U.S. Representative Debbie Dingell spoke with members of Michigan Women for Biden in an online forum on Monday, where she reminded Democrats that there are still five months until November's vote.

"Some people say, 'Oh, look at the numbers,'" Dingell said, according to The Detroit News. "I don't believe these numbers."

Former Vice President Joe Biden
Joe Biden delivers speaks about the coronavirus outbreak on March 12 in Wilmington, Delaware. Recent polls show him with a double-digit lead over President Donald Trump, but some Democrats are warning that victory in November isn't a certainty. Drew Angerer/Getty

According to a Real Clear Politics survey, Biden leads President Donald Trump by 8.7 percent among Michigan voters.
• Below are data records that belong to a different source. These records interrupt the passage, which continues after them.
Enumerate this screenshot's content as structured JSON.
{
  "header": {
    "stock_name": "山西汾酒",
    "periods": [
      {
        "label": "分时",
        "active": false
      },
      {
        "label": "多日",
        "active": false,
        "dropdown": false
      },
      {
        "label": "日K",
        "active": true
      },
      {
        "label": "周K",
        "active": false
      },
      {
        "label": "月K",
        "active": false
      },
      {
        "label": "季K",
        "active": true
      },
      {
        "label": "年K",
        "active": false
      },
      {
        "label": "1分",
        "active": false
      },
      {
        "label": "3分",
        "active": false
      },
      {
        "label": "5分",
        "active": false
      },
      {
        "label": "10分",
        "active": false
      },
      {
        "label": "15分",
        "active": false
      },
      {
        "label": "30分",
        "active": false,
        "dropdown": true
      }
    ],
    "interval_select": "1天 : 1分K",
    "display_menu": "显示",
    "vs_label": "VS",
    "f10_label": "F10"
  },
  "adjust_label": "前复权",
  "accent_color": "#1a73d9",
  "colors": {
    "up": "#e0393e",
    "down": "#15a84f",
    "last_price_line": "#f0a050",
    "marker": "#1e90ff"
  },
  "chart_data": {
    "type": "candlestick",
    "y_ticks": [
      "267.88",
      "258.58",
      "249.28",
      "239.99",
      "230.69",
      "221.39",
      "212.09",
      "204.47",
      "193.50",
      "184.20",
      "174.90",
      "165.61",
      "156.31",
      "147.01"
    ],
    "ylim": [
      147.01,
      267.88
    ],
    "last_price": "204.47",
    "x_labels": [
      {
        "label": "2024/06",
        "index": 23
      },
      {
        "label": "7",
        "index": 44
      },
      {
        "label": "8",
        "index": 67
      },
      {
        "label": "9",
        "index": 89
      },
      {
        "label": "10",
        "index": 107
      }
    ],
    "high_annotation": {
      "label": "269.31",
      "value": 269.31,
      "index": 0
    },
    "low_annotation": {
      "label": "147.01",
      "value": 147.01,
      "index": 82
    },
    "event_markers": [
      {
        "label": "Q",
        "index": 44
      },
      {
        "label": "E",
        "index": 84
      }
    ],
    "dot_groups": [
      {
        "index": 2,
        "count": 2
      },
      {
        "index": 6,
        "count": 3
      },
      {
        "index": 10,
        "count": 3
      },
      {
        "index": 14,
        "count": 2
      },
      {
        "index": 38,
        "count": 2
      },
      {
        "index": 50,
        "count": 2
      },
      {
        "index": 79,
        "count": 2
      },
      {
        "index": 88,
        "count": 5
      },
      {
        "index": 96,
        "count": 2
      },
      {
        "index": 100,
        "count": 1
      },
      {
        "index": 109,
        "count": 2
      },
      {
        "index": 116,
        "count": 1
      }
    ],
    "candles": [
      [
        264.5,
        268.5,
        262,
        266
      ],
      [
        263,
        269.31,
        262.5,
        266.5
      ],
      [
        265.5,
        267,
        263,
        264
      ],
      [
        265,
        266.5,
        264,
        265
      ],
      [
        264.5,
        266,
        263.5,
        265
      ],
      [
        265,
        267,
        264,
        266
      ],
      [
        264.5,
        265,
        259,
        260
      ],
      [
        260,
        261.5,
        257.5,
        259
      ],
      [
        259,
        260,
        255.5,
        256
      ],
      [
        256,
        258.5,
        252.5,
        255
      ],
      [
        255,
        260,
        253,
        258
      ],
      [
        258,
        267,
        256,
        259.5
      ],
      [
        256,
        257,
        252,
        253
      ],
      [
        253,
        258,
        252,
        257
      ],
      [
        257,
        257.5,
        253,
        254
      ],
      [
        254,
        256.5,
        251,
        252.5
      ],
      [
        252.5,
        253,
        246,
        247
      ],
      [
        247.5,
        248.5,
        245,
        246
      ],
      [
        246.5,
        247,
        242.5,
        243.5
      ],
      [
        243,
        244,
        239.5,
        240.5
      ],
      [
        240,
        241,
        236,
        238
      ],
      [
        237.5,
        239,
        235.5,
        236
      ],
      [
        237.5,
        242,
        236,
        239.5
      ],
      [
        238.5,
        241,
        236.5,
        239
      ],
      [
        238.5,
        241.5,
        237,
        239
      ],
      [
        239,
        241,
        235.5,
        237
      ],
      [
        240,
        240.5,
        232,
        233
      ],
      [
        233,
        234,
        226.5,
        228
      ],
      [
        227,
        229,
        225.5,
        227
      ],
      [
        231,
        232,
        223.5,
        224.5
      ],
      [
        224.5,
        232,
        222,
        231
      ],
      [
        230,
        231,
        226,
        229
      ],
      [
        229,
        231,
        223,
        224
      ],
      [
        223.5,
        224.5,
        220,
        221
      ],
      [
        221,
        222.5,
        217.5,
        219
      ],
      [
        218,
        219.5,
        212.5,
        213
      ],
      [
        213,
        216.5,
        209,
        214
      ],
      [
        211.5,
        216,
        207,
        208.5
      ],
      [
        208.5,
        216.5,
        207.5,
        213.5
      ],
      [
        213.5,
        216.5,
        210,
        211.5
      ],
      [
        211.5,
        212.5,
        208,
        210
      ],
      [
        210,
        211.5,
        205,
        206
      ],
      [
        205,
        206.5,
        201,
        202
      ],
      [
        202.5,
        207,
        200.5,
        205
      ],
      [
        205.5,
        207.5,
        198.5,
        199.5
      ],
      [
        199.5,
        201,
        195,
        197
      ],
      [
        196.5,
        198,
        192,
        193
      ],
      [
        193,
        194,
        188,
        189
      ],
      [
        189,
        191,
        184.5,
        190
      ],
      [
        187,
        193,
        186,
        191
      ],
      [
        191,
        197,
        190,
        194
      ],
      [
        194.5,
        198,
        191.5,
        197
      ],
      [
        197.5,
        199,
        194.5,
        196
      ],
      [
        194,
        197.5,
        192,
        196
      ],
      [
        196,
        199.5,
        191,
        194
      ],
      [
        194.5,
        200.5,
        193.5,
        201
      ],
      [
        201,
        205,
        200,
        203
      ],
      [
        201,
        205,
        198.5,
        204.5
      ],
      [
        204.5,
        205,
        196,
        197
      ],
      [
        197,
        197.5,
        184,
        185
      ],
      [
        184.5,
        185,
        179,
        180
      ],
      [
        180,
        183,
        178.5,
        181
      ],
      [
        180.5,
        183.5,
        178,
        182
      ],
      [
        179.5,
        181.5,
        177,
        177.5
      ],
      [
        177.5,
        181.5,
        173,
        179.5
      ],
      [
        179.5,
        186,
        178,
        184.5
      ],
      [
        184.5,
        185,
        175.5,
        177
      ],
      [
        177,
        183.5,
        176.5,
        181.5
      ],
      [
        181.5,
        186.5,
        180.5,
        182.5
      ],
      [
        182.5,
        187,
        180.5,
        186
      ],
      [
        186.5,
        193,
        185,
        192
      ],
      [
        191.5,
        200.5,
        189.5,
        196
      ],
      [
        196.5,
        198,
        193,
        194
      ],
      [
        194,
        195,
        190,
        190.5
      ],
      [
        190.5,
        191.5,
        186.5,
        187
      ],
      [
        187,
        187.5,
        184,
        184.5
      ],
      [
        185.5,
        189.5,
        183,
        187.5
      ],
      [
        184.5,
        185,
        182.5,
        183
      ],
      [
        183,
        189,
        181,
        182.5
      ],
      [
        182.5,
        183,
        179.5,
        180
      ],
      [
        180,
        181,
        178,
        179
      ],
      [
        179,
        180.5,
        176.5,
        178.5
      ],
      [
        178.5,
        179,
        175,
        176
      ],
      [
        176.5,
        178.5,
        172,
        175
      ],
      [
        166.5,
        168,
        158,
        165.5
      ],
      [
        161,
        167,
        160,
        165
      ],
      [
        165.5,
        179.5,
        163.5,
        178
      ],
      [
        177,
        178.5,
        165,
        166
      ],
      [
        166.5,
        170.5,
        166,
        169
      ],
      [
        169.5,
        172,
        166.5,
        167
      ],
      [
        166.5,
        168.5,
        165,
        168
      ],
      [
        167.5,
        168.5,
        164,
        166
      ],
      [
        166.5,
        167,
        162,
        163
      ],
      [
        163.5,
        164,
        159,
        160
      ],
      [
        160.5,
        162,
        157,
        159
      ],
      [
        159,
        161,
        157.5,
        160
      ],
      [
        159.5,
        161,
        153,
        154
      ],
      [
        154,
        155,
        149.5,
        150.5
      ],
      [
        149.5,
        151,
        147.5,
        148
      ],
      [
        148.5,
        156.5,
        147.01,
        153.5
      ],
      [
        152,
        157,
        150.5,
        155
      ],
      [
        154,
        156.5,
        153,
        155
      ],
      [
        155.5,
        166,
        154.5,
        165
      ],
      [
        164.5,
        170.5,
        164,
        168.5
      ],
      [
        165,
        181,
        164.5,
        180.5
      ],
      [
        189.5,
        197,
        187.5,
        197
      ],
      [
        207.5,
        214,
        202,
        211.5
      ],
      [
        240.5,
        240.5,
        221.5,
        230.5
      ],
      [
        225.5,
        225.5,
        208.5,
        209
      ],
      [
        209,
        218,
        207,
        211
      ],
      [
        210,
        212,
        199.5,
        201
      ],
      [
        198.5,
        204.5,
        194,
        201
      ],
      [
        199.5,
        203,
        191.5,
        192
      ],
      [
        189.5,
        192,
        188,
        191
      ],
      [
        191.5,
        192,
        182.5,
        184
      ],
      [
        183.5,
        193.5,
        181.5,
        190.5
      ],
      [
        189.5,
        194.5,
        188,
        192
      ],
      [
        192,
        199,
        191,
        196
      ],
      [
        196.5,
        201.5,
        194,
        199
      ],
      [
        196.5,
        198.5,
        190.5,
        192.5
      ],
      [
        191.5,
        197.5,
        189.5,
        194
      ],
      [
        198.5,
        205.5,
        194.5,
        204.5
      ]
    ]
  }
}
Other surveys show Biden with a double-digit lead over Trump.

In 2016, Trump became the first Republican presidential candidate since Ronald Reagan in 1988 to win Michigan, with 47.6 percent to Hillary Clinton's 47.3 percent.

Other Michigan Democrats participating in the online forum were Governor Gretchen Whitmer, state Attorney General Dana Nessel and U.S. Senator Debbie Stabenow.

Newsweek contacted Stabenow's and Dingell's offices for additional comments but did not hear back before publication.

Democrats have been riding a wave of momentum for Biden while watching his polling numbers rise in recent months as Trump has been criticized for his handling of the coronavirus outbreak.

The pandemic put the brakes on a booming U.S. economy trumpeted by the Trump administration, with record job losses ushering in nearly Depression-level unemployment numbers in April.

Many economists predicted an economic catastrophe. But one, Jason Furman, a former economic adviser in the Obama administration, anticipates a rebound, Politico reported. "We are about to see the best economic data we've seen in the history of this country," he said.

The June 5 release of May's employment figures from the Department of Labor showed an uptick in job creation, with new 2.5 million jobs, while joblessness fell to 13.3 percent from April's 14.7 percent.

Following that rebound, Dingell and Democratic leaders like Whitmer are not putting too much stock in the polling data showing Biden is ahead of the president.

"We can do this," Whitmer said. "And I believe we are going to be successful, but we cannot for one second let our guard down. We cannot for one second make an assumption that Michigan is going to go with Joe Biden."

Whitmer's office and the Biden campaign did not respond to Newsweek's request for comment before publication.